The quotas will not cover all items, so it could be that of a total of 1000 items, only 800 are forced to follow the quotas and the remainder can go to whichever buyer pays the highest amount.
The problem then, is to assign the items in such a way as to maximise revenue while still filling the quotas.
In some cases it will not be possible to meet the quotas because not every item can be assigned to every buyer - for example, if there were only the 3 items above and Joe had a quota of 2, I wouldn't be able to meet it as only item3 can be sold to him. It seems to me two types of solution are available in this case, either of which I'm open to.
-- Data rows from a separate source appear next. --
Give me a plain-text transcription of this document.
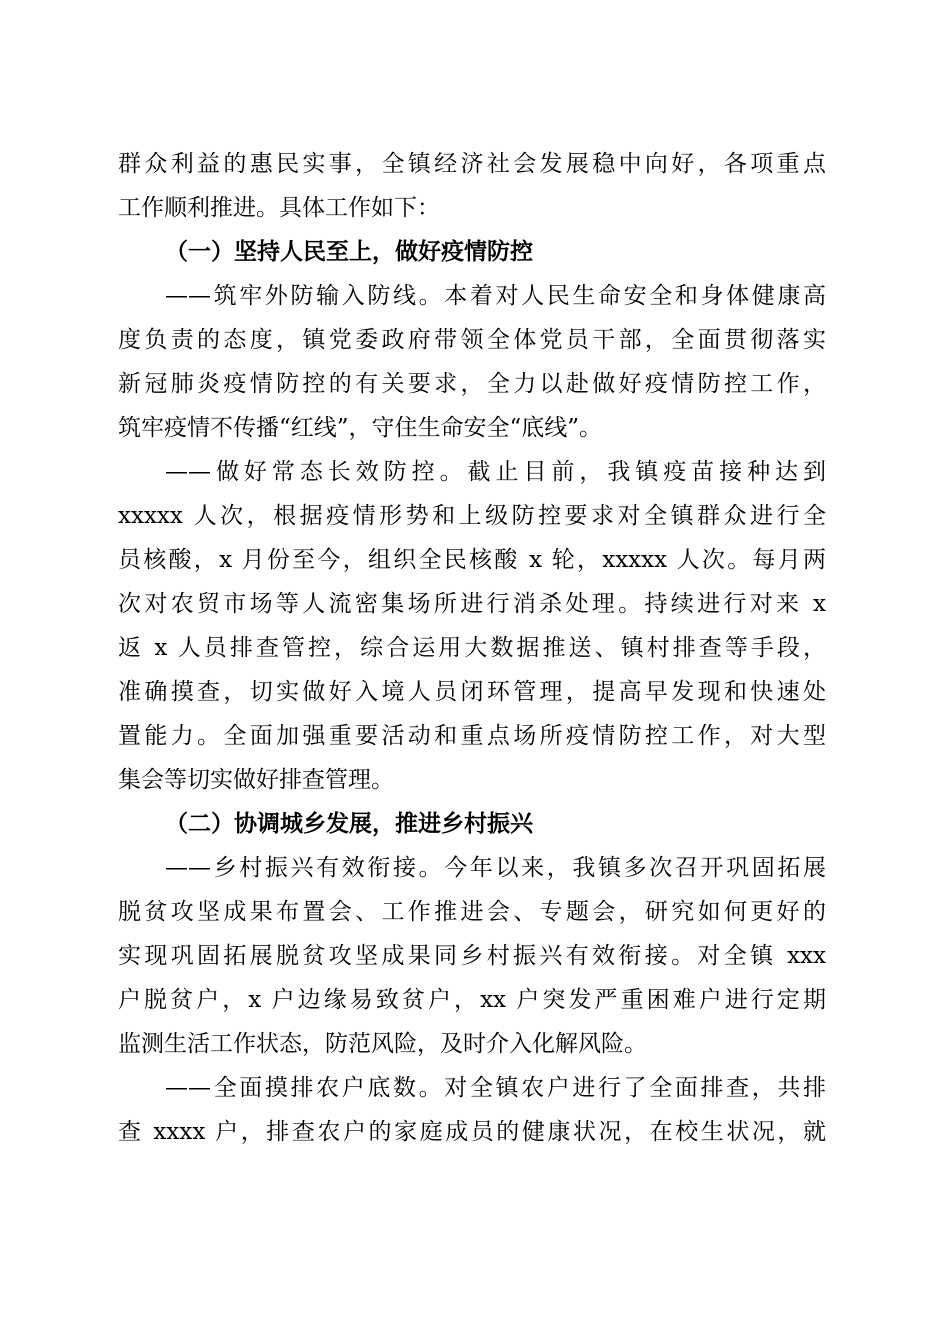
群众利益的惠民实事，全镇经济社会发展稳中向好，各项重点
工作顺利推进。具体工作如下：
（一）坚持人民至上，做好疫情防控
——筑牢外防输入防线。本着对人民生命安全和身体健康高
度负责的态度，镇党委政府带领全体党员干部，全面贯彻落实
新冠肺炎疫情防控的有关要求，全力以赴做好疫情防控工作，
筑牢疫情不传播“红线”，守住生命安全“底线”。
——做好常态长效防控。截止目前，我镇疫苗接种达到
xxxxx 人次，根据疫情形势和上级防控要求对全镇群众进行全
员核酸，x 月份至今，组织全民核酸 x 轮，xxxxx 人次。每月两
次对农贸市场等人流密集场所进行消杀处理。持续进行对来 x
返 x 人员排查管控，综合运用大数据推送、镇村排查等手段，
准确摸查，切实做好入境人员闭环管理，提高早发现和快速处
置能力。全面加强重要活动和重点场所疫情防控工作，对大型
集会等切实做好排查管理。
（二）协调城乡发展，推进乡村振兴
——乡村振兴有效衔接。今年以来，我镇多次召开巩固拓展
脱贫攻坚成果布置会、工作推进会、专题会，研究如何更好的
实现巩固拓展脱贫攻坚成果同乡村振兴有效衔接。对全镇 xxx
户脱贫户，x 户边缘易致贫户，xx 户突发严重困难户进行定期
监测生活工作状态，防范风险，及时介入化解风险。
——全面摸排农户底数。对全镇农户进行了全面排查，共排
查 xxxx 户，排查农户的家庭成员的健康状况，在校生状况，就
- Find a solution that minimises the number of unfilled quota positions and maximises revenue.
- Run a preliminary algorithm that checks if the quotas are fillable. If they aren't, simply fail at that point (under the assumption that some user will then manually tweak the quotas and run the process again). If they are, then find a solution that fills them and maximises revenue.
I've thought of a few strategies, but none that has the mathematical rigour I'd like.
Also, I'm not really sure what flavour of problem this is, so if anyone can suggest a better title for this question, feel free to edit :)
For context, this is a work-related requirement for an energy broker that wants to assign customers (the 'items' in my example) across its pool of energy suppliers.
Edit: If this can be thought of as a form of the Generalized Assignment Problem (as per @fade2black's) answer, it may be helpful to tweak things in this way: items that can't be sold to a particular buyer are assigned a revenue of 0 with respect to that buyer.
So in other words, every item can be sold to every buyer, but some have a revenue of 0. Presumably any optimisation algorithm will then tend to filter these 0-revenue combinations out.